Prof. Bernard E. Harcourt

Columbia University/EHESS

11th June 2022 - 12:00-13:30

What Good Is Genealogy for Praxis?

“In any case, I hate everything that merely instructs me without augmenting or directly invigorating my activity.” It is with those words from Goethe, you will recall, that Nietzsche opened his untimely mediations on history. Perhaps, we should return there to ask some untimely questions about genealogy today.

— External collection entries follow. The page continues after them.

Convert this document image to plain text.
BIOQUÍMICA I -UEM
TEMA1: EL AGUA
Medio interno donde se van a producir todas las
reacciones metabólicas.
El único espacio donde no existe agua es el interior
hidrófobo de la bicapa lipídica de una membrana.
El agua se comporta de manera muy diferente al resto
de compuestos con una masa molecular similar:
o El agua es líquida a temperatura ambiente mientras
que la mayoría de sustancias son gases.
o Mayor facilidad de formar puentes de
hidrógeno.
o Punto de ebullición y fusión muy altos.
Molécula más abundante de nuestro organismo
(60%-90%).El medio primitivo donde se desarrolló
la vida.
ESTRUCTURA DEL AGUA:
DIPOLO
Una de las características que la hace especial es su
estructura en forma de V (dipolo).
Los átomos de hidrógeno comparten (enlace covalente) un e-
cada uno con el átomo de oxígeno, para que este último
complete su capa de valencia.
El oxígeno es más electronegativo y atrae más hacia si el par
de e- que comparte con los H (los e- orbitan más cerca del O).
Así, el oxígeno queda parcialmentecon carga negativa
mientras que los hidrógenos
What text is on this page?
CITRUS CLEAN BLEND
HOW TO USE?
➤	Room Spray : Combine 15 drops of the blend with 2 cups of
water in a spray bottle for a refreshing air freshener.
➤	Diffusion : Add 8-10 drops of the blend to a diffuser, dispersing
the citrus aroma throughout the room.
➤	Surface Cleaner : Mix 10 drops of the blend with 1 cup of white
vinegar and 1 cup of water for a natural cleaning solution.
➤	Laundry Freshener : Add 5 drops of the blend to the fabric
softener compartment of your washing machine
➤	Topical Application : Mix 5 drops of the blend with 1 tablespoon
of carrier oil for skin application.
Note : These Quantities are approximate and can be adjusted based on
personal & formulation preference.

Amy Allen, Colin Koopman, Daniele Lorenzini, and other critical philosophers have proposed various readings of Foucaultian genealogy—whether problematizing or possibilizing—as a unique method distinct from the debunking genealogical approach of Nietzsche, as well as from the vindication-of-values approach of Bernard Williams. Lorenzini associates his reading with the notions of counter-conduct and the critical attitude Foucault discussed in relation to Kant.

It may be time to strike again and ask the hard question whether any of these interpretations of genealogy are truly fruitful for critical praxis. In this talk, I propose that once again and together we philosophize with a hammer.